NMI Burial Excavation Records

County: Waterford Site name: WATERFORD: John St. / Waterside

Sites and Monuments Record No.: N/A Licence number: 94E0126

Author: Sarah McCutcheon

Site type: Town defences

Period/Dating: Late Medieval (AD 1100-AD 1599)

ITM: E 660835m, N 612096m

Latitude, Longitude (decimal degrees): 52.257211, -7.108906

As a result of an application for planning permission to redevelop the site, an archaeological test investigation was carried out. A portion of the western boundary wall of the site is likely to be the extant eastern face of St John's Gate, which was one of the principal routes into the medieval city. Although the actual date of the enclosure of the southern suburb is unclear, it is unlikely to have been "walled with stone until the fifteenth century although there may have been earlier earthen defences prior to that date." (Bradley & Halpin 1992, 124).

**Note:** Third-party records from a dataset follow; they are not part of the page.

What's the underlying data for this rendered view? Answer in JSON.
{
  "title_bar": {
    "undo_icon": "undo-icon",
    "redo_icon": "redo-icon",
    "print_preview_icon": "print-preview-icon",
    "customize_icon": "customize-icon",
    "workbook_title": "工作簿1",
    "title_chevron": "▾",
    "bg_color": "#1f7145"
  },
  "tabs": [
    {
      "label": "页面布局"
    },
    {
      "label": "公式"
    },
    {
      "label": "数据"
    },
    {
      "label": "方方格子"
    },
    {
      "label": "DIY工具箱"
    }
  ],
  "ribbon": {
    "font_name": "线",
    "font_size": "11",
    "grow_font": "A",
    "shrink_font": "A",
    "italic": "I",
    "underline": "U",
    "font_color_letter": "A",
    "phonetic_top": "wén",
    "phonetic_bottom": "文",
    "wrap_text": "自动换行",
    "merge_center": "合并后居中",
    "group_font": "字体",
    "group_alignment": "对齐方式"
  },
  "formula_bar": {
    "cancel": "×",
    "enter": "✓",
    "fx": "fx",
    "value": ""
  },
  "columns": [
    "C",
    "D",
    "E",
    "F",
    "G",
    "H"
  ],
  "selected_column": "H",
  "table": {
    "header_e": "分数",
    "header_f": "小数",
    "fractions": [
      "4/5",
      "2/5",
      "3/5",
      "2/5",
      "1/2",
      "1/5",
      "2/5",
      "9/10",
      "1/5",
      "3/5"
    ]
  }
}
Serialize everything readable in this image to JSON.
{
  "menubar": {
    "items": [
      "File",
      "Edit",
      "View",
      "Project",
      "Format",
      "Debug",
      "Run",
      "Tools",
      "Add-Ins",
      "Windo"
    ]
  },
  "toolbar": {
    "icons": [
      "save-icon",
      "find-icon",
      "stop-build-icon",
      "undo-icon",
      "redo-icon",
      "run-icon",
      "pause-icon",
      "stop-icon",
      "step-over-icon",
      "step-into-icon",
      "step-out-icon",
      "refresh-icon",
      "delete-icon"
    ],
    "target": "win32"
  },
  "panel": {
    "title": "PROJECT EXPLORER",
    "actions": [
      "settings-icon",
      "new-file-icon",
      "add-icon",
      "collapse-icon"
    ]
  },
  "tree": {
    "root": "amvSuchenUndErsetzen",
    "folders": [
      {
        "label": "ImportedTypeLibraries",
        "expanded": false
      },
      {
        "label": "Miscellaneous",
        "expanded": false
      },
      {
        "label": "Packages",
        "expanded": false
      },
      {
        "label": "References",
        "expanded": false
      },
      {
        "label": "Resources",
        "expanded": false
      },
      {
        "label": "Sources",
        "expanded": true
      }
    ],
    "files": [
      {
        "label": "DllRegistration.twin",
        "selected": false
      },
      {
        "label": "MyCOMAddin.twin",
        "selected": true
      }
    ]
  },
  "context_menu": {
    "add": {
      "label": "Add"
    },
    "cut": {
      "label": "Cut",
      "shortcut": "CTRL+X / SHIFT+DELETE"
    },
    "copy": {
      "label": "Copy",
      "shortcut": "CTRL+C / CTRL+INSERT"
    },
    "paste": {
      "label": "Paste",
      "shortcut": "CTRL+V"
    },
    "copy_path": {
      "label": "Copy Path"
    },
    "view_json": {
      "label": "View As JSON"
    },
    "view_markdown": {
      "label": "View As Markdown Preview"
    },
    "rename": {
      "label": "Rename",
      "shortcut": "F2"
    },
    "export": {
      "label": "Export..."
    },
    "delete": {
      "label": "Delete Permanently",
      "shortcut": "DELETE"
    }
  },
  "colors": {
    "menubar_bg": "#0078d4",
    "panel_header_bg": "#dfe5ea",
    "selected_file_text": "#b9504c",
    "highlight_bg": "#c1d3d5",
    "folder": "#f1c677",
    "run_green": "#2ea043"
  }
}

To establish the line of the city wall within the site, two strip trenches were dug with the aid of a mechanical excavator at right angles to the proposed line. A substantial wall, interpreted as the city wall, was uncovered, just below ground level in both trenches, on line with the rear walls of the street fronting (Waterside) properties. The wall was generally 1.03m in width and survived to a maximum (below ground) height of 2.06m. The wall stood on a foundation consisting of a single course of rough undressed stones. Above the foundation the wall exhibited no batter. It was generally well faced on both sides, roughly coursed to uncoursed, and built of predominantly shale and slate with some conglomerate, bonded with a sandy mortar, with a rubble mortared core.

To the south of the wall the extra-mural layers consisted of c. 1m of overburden, beneath which was a thick homogenous layer of black, organically-rich silt containing animal bone, shell, wood fragments, clay pipes and a high frequency of horn cores. Pottery recovered suggested a 17th-century date. The layer was over 1m deep and overlay a gritty sterile clay. The layers to the north of the wall below the overburden consisted of estuarine silts which contained no finds of archaeological significance.